4 水産物の消費拡大対策

 ア 水産物の消費拡大を図るため,地域水産物についての情報収集・提供,若年層に対する消費拡大対策等を実施したほか,講習会の開催等専門家の理解促進のための施策を講じた。

 また,水産物の表示の適正化を推進するため,水産物表示ガイドラインに対する生産者,流通関係者及び消費者の理解を深め,その普及・定着を図った。

 イ 新たに,水産物の高付加価値化と消費者への高品質な水産物の供給を図るため,水産物の品質劣化メカニズムの解明等によって,これらの科学的知見に基づく高度な品質保持技術の開発を行う水産物品質保持技術開発基礎調査事業を実施した。

 ウ 水産加工品を含むJAS規格及び品質表示基準について,取り巻く情勢の変化を踏まえ,見直しを推進した。

 エ 食料消費,食行動が多様化する中で,我が国の食文化の優れた点を維持・発展させ,食料消費の適正化及び安全で良質な食料の安定供給に資するため,食文化に関する国際シンポジウム等新たな食文化創造へ向けての提案の場を設けた。また,世代によっては食生活の乱れが顕在化していることや消費者の食品に対する安心感の喪失等が大きな問題となっていることから,食生活に関する消費者意識の喚起を行い,消費者の自発的食生活改善行動を促進することを目的として,食に関連する団体・企業,消費者団体等が一体となって,現在の食生活の課題や望ましい食生活,食品の安全・品質に係る啓発活動等を行うための体制を整備したほか,消費者と生産者の橋渡しとなる「食と農の応援団」による運動を推進した。さらに,一般消費者への啓発活動の核となる消費者リーダーに対して研修や生産者との交流を実施したほか,地域特産品認証制度の普及,地域食品等の利用拡大を図るための情報提供,地域色豊かな食品の発掘・継承等を目的とした調査,消費者の環境に配慮した食行動への取組を促進するための地域における自主的な取組に対する支援等を行った。

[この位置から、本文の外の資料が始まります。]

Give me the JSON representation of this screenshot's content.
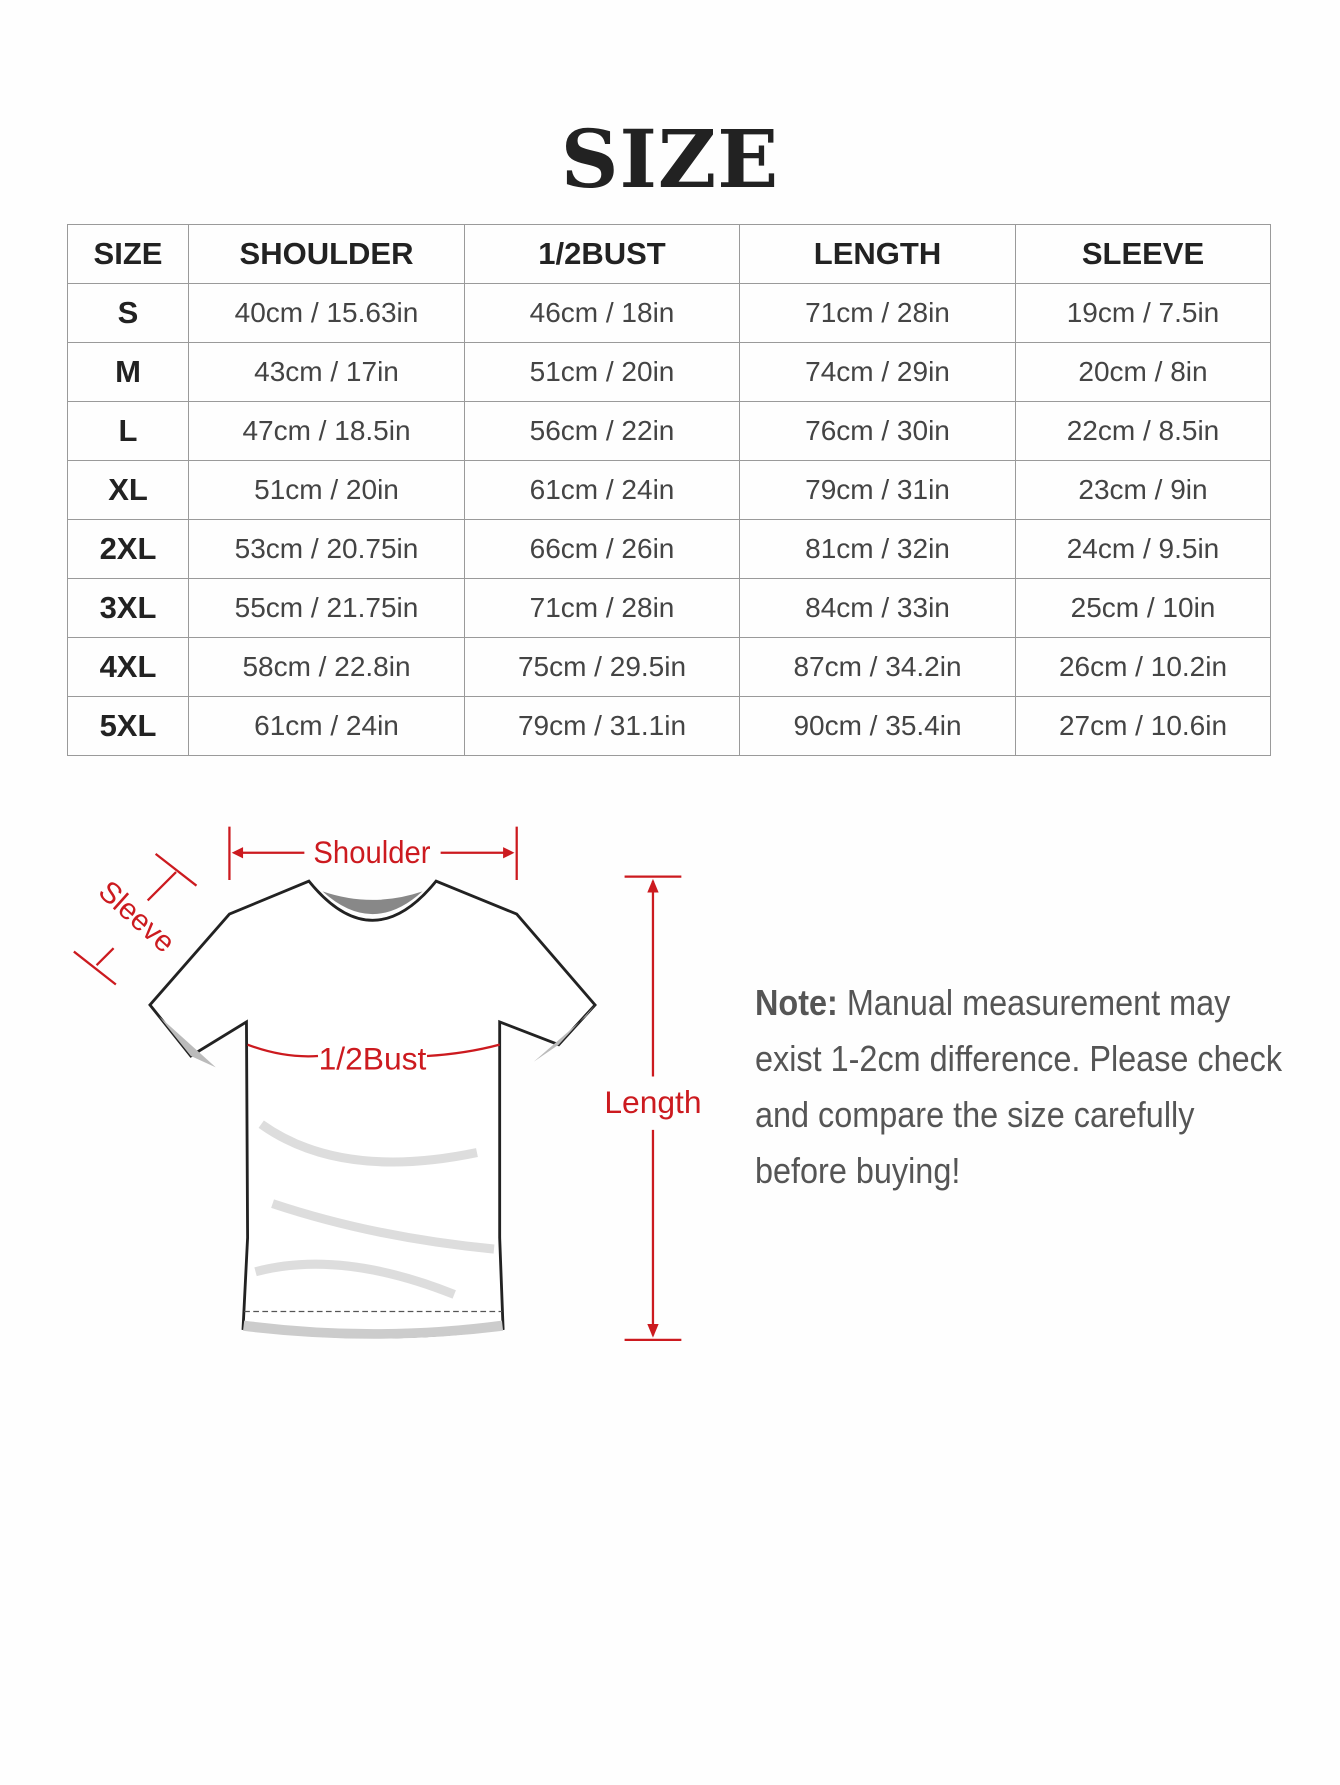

 このほか,高齢者・視覚障害者にとって買物や外食がしやすい食生活環境づくりを推進した。

 オ 消費者行政ニーズの増大等に対応して,農林水産消費技術センターの検査・分析能力の向上を図りつつ,食品等に関する情報提供を実施したほか,同センターによる消費者相談の広域的,機動的な展開等の対策の強化を行った。

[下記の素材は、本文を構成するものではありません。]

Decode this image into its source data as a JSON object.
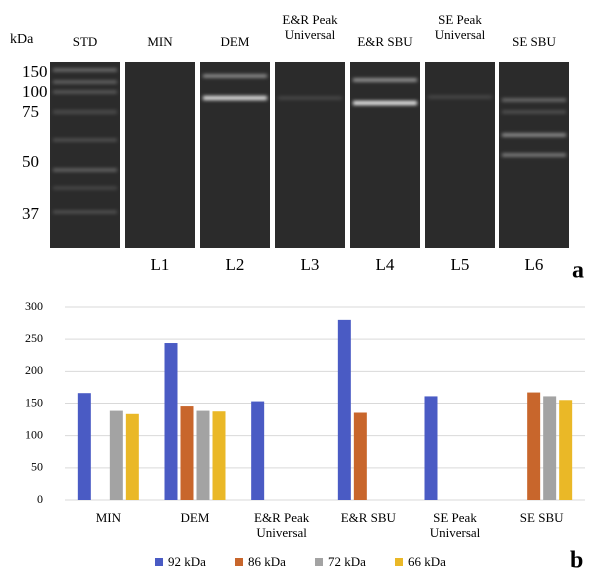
{
  "gel": {
    "unit_label": "kDa",
    "lanes": [
      "STD",
      "MIN",
      "DEM",
      "E&R Peak Universal",
      "E&R SBU",
      "SE Peak Universal",
      "SE SBU"
    ],
    "markers": [
      150,
      100,
      75,
      50,
      37
    ],
    "lane_ids": [
      "L1",
      "L2",
      "L3",
      "L4",
      "L5",
      "L6"
    ],
    "panel_label": "a"
  },
  "chart_data": {
    "type": "bar",
    "panel_label": "b",
    "categories": [
      "MIN",
      "DEM",
      "E&R Peak Universal",
      "E&R SBU",
      "SE Peak Universal",
      "SE SBU"
    ],
    "series": [
      {
        "name": "92 kDa",
        "color": "#4a5bc4",
        "values": [
          166,
          244,
          153,
          280,
          161,
          null
        ]
      },
      {
        "name": "86 kDa",
        "color": "#c8662c",
        "values": [
          null,
          146,
          null,
          136,
          null,
          167
        ]
      },
      {
        "name": "72 kDa",
        "color": "#a3a3a3",
        "values": [
          139,
          139,
          null,
          null,
          null,
          161
        ]
      },
      {
        "name": "66 kDa",
        "color": "#eab827",
        "values": [
          134,
          138,
          null,
          null,
          null,
          155
        ]
      }
    ],
    "ylim": [
      0,
      300
    ],
    "yticks": [
      0,
      50,
      100,
      150,
      200,
      250,
      300
    ],
    "grid": true,
    "legend": "bottom"
  }
}
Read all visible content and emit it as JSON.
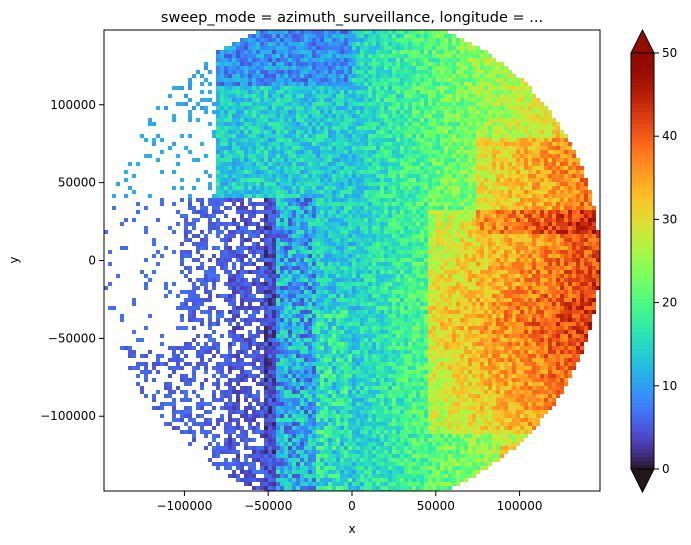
{
  "chart_data": {
    "type": "heatmap",
    "title": "sweep_mode = azimuth_surveillance, longitude = ...",
    "xlabel": "x",
    "ylabel": "y",
    "xlim": [
      -148000,
      148000
    ],
    "ylim": [
      -148000,
      148000
    ],
    "x_ticks": [
      -100000,
      -50000,
      0,
      50000,
      100000
    ],
    "x_tick_labels": [
      "−100000",
      "−50000",
      "0",
      "50000",
      "100000"
    ],
    "y_ticks": [
      100000,
      50000,
      0,
      -50000,
      -100000
    ],
    "y_tick_labels": [
      "100000",
      "50000",
      "0",
      "−50000",
      "−100000"
    ],
    "colorbar": {
      "vmin": 0,
      "vmax": 50,
      "ticks": [
        0,
        10,
        20,
        30,
        40,
        50
      ],
      "tick_labels": [
        "0",
        "10",
        "20",
        "30",
        "40",
        "50"
      ],
      "extend": "both",
      "colormap": "turbo"
    },
    "field": {
      "shape": "disk",
      "radius": 148000,
      "description_values": {
        "west_dry_region": 2,
        "central_band": 20,
        "east_max_region": 42
      }
    },
    "grid": false
  }
}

 カ 全国の主要都市に食料品消費モニター(全国で約1,000名)を設置し,消費者の意見・要望等を常時把握したほか,相談体制の整備を図るため,商品テスト機関連絡会議の全国及び地域での開催,農林水産消費技術センターにおける都道府県消費生活センター職員等の研修並びに地方公共団体からの依頼に基づく食品等の品質及び表示に関する知識の普及・啓発のための講師派遣を行った。

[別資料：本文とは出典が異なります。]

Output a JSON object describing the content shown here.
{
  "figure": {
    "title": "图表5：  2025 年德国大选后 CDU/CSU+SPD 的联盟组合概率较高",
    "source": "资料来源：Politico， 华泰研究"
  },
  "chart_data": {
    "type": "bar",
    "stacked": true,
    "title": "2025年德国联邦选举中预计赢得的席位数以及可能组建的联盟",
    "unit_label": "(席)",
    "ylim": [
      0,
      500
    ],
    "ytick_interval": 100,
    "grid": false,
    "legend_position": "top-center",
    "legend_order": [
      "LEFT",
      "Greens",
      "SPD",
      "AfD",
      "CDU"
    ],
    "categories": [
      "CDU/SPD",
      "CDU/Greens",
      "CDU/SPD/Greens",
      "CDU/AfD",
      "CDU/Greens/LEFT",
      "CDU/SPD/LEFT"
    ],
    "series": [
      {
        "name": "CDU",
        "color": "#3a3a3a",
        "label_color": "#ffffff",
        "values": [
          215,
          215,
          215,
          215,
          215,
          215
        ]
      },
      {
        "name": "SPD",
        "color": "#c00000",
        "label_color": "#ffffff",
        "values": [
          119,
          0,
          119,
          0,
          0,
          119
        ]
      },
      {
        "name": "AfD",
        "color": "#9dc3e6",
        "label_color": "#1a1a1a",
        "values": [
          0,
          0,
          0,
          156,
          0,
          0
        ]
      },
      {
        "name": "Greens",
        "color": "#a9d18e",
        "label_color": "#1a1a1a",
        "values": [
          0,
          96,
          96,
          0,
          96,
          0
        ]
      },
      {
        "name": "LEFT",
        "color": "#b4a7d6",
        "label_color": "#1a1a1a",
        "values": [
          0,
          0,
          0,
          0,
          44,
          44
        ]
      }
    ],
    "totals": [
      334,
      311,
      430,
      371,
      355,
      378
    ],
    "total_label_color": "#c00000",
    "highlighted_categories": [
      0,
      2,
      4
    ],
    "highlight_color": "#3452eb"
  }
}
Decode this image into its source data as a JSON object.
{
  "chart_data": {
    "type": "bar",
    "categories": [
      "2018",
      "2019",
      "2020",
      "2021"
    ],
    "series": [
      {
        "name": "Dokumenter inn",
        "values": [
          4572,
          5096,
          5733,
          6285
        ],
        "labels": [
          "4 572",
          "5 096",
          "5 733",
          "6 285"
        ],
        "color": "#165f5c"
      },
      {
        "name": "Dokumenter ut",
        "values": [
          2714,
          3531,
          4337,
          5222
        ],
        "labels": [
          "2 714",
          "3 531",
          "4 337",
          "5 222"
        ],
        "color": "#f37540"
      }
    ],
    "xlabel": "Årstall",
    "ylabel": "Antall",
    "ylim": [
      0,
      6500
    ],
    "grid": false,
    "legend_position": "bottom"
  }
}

 キ 消費者と行政,食品産業界,生産者団体あるいは消費者相互の対話交流を一層促進するため,農林水産本省,地方農政局,農林水産消費技術センター,食料事務所の「消費者の部屋」又は「消費者コーナー」の充実を図った。また,農林水産本省の「消費者の部屋」と地方の「消費者の部屋」を結ぶ消費者相談情報ネットワーク(光ファイリングシステム等による地方との連携)の活用による効率的な相談対応を図った。